Ехали шагом. Меншиков держался на своем лошаке сгорбившись.
Панаев с огорчением замечал, как постепенно, но неуклонно главнокомандующий занимал все меньше и меньше пространства и все меньше беспокоил людей. Он как бы сжимался, усыхал, втягивался в свою раковину, как улитка, уходил в отставку у всех на глазах.
Его спартанство, поразившее Пирогова, было вынужденное, конечно, он не щеголял им, не рисовался, не до того совсем ему было.
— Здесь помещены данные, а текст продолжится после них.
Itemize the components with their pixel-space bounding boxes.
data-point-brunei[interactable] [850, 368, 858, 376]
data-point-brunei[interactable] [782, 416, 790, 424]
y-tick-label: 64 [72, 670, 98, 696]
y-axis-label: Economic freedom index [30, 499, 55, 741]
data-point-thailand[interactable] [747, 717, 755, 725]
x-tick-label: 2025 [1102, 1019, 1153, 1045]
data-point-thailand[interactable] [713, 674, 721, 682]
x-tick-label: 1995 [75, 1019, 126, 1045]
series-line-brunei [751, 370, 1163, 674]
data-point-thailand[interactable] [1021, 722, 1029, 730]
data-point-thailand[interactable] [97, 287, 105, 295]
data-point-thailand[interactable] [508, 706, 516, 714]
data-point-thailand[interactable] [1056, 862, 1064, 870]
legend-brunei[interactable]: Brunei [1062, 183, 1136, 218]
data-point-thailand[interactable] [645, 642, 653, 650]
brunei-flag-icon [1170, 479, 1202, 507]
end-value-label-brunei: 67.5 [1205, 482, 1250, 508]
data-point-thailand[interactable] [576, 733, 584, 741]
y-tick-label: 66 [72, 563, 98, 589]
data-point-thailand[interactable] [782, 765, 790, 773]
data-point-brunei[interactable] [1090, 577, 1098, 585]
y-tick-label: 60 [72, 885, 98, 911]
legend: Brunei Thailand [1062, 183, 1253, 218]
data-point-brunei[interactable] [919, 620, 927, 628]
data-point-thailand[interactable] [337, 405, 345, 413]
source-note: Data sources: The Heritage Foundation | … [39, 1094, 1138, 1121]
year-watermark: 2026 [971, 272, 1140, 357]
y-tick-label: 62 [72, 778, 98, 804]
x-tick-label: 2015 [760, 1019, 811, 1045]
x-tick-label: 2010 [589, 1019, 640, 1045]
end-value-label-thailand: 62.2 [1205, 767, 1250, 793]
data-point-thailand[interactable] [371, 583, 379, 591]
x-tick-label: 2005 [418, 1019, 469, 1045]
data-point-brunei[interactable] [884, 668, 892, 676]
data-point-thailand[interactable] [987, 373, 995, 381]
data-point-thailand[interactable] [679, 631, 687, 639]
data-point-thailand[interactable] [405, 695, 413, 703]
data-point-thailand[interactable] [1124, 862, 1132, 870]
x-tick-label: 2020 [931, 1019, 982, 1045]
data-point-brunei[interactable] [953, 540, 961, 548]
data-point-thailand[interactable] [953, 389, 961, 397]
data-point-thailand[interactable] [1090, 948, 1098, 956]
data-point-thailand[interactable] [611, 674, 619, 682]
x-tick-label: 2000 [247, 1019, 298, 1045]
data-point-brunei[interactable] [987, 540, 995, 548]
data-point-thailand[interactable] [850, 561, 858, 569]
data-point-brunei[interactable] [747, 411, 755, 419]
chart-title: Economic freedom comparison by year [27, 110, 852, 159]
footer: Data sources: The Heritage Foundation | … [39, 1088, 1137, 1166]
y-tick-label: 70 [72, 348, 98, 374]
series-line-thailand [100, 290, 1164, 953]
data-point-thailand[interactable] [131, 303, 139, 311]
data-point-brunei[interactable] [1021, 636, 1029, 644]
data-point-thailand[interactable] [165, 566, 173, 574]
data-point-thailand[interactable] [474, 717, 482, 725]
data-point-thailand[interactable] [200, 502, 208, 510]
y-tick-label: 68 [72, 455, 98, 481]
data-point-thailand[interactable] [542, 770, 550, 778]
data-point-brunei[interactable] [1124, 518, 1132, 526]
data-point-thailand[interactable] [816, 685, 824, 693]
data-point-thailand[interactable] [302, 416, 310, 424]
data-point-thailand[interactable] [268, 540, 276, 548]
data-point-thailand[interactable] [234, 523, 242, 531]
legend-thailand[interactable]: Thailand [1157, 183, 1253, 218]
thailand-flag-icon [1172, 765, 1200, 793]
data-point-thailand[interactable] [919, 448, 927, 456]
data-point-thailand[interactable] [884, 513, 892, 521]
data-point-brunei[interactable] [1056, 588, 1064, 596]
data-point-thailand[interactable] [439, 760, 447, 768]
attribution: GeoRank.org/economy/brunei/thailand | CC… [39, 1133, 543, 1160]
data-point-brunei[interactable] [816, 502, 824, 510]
Ему просто некуда было деваться здесь, на Северной стороне, поскольку более удобный для жилья инженерный домик был занят теперь великими князьями.
Можно было ночевать в капитанской каюте на пароходе «Громоносец», но для этого надо было подходить к нему на шлюпке и взбираться на палубу по трапу, что казалось Меншикову непосильно трудным делом. Кроме того, ему уже не хотелось беспокоить людей.
Да, это проявлялось в нем чем дальше, тем заметнее.
Теперь у него уж был штаб, но он был разбросан по всей Сухой балке: в одной избенке жил начальник штаба генерал Семякин, в другой, далеко от него, — начальник провиантской комиссии полковник Вунш, еще в нескольких — прочие чины штаба. И часто бывало так, что Меншиков, вместо того чтобы вызвать их к себе для доклада, сам ездил к ним на своем смиренном лошаке, что дало повод весьма исполнительному, но по-украински насмешливому Семякину прозвать его «Иисусом на осляти». Бывало и так, что он ездил к ним уже поздно вечером и в любую погоду; своенравничал, например, ветер, хлестал дождь, — шел впереди лошака казак с фонарем, закутанная в бурку сгорбленная фигура тряслась на лошаке: Меншиков ехал к Семякину или к Вуншу совещаться по вопросам общего положения дел как чисто военных, так и по продовольствию армии.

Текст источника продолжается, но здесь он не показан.